Commenting on the latest GeoView Residential Buildings Report, Dara Keogh, Chief Executive, GeoDirectory said,
“This report shows the initial impact that Covid-19 has had on the residential property market.
“The data shows that prospective buyers and sellers have held off on activity in 2020, resulting in significantly fewer transactions.
“However, a certain level of demand has remained, which meant that house prices held firm across the country.
“Despite a temporary restriction on construction activity in 2020, there was a high level of residential buildings under construction in December 2020.
“ It remains to be seen what impact the current restrictions on construction activity will have on this pipeline of new builds in 2021.”
Annette Hughes, Director, EY-DKM Economic Advisory said,
“The increase in the number of buildings under construction is very welcome in the current environment.
“The core challenge for the housing sector now is maintaining growth against the background of Covid-19.

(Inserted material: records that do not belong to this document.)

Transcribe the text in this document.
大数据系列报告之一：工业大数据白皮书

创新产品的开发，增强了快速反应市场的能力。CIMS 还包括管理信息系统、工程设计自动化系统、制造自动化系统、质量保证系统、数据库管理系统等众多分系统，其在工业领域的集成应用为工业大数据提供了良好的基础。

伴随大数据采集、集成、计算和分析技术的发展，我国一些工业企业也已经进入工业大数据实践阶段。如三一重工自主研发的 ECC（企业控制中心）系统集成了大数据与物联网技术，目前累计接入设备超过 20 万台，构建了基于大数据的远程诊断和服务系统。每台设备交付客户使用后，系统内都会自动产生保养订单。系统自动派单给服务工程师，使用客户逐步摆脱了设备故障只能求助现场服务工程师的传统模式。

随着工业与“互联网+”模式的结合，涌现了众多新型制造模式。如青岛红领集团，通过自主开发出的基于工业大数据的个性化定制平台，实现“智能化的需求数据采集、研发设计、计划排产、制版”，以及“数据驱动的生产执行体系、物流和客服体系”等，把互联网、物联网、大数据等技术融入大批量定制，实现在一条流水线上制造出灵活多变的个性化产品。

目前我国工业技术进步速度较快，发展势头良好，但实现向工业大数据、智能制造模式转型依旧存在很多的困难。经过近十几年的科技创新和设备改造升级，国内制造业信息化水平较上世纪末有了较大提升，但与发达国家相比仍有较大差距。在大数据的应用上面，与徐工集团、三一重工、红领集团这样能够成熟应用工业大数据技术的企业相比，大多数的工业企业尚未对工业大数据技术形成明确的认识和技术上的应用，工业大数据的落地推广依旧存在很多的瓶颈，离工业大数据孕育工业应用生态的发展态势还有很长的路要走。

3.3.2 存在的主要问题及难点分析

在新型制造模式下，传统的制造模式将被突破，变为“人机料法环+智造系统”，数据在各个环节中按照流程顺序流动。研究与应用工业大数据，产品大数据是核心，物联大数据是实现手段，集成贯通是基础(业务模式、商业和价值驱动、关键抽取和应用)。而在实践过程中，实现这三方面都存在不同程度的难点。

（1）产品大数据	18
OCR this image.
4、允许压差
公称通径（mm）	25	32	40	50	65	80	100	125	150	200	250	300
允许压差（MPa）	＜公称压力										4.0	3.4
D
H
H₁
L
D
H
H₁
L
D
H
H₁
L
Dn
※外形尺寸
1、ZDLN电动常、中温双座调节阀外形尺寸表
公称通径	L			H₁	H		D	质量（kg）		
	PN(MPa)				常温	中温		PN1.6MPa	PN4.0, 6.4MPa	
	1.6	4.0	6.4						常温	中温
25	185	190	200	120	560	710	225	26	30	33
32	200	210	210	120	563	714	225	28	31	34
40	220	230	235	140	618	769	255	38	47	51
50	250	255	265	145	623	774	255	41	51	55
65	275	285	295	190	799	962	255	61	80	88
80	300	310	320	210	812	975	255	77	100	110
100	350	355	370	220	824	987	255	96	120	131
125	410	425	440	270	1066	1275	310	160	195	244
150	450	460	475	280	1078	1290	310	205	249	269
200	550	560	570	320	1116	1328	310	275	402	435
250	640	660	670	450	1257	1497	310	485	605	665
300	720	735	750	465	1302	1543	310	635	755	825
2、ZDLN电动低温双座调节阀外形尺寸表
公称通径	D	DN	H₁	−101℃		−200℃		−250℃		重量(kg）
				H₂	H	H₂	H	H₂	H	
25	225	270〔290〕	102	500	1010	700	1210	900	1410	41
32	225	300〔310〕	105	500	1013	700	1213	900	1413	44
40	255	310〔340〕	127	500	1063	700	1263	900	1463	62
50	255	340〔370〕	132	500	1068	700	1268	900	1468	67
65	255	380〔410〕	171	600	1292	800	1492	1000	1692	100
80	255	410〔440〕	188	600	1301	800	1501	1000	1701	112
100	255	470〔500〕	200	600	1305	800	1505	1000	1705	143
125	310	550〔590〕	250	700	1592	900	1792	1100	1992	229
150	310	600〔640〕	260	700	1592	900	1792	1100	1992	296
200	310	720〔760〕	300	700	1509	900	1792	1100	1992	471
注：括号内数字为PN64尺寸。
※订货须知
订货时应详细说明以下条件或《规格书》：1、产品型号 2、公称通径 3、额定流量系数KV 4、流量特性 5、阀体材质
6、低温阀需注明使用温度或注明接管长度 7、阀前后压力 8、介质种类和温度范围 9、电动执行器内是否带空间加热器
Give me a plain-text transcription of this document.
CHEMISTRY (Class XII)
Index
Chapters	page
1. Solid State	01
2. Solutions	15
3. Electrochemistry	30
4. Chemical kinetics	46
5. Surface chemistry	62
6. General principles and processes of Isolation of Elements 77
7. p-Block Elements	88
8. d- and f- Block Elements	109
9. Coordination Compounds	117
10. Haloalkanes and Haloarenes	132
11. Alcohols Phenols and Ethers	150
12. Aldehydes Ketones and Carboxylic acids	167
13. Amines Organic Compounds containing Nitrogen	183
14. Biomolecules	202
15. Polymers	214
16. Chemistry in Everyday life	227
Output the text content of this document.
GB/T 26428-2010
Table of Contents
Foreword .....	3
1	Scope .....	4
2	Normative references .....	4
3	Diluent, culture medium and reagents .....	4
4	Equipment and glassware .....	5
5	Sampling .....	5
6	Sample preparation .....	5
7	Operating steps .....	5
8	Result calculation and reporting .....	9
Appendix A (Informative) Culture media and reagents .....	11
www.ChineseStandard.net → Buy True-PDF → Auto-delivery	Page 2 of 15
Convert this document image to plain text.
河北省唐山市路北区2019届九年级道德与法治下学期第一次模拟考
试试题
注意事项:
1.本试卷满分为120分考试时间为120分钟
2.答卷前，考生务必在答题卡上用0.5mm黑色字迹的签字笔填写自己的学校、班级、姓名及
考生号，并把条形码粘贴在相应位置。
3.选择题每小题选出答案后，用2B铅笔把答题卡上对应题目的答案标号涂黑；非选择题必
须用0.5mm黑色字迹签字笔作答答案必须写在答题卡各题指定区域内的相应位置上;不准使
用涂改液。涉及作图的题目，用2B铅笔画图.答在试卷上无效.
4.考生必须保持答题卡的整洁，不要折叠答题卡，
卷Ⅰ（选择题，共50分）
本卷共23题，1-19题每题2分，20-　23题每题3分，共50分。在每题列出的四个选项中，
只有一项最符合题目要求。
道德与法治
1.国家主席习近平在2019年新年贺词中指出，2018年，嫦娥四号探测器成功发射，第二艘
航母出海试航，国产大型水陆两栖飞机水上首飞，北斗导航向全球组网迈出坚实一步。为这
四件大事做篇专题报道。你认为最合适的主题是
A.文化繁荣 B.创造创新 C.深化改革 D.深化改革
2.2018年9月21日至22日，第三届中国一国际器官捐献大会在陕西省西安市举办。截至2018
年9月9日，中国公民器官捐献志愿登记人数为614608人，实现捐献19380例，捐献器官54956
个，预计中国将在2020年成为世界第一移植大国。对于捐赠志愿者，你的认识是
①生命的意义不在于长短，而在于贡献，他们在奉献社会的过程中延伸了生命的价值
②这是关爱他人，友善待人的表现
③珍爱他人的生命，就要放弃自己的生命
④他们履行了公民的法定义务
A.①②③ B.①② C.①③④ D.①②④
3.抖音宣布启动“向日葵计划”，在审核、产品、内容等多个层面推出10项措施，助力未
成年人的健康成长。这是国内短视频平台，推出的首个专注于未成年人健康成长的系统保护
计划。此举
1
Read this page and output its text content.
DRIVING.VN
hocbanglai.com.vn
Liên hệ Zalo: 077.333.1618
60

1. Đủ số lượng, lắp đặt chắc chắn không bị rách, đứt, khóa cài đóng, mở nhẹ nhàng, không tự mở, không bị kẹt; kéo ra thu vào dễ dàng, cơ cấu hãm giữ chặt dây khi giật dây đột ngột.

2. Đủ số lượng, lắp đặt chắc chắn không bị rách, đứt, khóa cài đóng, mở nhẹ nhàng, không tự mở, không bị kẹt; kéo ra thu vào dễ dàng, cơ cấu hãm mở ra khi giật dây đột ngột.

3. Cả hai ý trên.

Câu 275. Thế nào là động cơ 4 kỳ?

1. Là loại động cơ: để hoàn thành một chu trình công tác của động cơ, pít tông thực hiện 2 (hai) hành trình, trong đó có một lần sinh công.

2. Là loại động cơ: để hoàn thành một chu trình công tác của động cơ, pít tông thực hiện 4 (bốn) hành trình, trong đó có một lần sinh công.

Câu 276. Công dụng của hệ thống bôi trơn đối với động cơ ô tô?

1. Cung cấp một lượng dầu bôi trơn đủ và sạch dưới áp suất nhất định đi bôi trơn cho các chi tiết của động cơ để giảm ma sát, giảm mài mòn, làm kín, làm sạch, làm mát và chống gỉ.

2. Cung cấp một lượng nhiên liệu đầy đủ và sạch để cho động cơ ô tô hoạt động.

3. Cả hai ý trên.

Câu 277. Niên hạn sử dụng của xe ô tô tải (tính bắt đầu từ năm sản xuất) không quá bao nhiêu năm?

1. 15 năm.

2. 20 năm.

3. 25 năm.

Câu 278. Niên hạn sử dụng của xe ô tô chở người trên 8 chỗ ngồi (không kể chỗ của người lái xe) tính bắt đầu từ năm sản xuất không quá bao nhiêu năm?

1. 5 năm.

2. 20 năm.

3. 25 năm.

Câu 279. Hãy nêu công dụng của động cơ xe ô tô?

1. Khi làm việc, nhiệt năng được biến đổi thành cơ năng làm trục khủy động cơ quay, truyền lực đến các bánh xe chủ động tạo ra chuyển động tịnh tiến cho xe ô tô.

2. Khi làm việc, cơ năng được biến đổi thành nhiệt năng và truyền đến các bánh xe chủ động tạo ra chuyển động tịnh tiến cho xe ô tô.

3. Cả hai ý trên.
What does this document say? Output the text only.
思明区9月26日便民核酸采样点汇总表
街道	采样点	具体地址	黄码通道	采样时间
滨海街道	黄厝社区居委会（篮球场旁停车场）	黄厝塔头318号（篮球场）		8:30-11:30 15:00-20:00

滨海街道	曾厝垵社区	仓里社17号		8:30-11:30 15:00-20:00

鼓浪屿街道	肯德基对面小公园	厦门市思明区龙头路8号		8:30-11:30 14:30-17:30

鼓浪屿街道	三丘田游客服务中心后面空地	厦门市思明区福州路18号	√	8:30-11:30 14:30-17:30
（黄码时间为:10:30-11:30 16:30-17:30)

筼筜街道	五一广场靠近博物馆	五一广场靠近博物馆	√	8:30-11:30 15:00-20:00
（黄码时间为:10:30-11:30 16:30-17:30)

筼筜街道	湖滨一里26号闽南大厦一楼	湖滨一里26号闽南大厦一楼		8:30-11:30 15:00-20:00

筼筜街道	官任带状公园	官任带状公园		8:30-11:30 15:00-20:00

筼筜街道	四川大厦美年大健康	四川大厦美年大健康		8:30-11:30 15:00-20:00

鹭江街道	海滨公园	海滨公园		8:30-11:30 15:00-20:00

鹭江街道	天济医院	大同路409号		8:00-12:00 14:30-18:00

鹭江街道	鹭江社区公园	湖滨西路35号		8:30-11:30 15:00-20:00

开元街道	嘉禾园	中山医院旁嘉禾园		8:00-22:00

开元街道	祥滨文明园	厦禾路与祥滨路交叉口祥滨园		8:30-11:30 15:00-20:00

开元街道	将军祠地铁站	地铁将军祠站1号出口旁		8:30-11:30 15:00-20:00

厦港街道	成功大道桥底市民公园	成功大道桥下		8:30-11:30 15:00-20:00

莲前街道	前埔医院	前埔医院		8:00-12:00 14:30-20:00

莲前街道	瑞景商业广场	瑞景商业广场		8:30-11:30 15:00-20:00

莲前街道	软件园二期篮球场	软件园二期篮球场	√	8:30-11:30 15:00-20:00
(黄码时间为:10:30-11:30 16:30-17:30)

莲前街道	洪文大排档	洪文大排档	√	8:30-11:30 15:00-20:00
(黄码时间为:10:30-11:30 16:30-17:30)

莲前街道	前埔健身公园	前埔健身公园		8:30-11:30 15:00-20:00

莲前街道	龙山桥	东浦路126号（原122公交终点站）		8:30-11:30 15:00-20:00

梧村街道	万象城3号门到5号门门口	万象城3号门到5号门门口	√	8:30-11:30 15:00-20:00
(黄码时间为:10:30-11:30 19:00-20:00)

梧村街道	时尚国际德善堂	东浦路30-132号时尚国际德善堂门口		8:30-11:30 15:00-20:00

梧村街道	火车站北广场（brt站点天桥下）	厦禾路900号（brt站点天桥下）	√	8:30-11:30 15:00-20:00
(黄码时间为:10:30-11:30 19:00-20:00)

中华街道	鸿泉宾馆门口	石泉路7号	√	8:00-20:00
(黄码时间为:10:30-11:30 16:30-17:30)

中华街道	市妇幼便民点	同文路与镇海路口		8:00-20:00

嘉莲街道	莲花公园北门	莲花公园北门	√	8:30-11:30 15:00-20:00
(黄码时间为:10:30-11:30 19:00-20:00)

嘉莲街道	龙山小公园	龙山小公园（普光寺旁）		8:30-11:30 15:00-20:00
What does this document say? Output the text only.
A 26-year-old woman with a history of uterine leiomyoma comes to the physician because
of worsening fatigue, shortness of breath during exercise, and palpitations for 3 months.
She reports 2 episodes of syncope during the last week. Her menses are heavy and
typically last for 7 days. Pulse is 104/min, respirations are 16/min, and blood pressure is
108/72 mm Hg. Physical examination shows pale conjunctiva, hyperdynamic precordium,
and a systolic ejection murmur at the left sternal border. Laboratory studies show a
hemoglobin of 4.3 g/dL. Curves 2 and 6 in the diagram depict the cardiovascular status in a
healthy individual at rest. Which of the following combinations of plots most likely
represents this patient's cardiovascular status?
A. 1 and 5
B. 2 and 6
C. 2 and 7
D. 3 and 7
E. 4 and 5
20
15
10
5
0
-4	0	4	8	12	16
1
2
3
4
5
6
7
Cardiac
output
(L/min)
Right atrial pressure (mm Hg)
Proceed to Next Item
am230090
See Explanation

“The risk is that prolonged lockdown restrictions, which commenced in January, will slow the construction sector further.
“Meanwhile with the level of household deposits up by €13.5bn (+14.4%) since the start of the pandemic, the expectation is that this elevated level of savings will support the economic recovery and housing market transactions post Covid-19.
“Thus, it is imperative that the focus remains firmly on improving housing supply to avoid house price inflation.”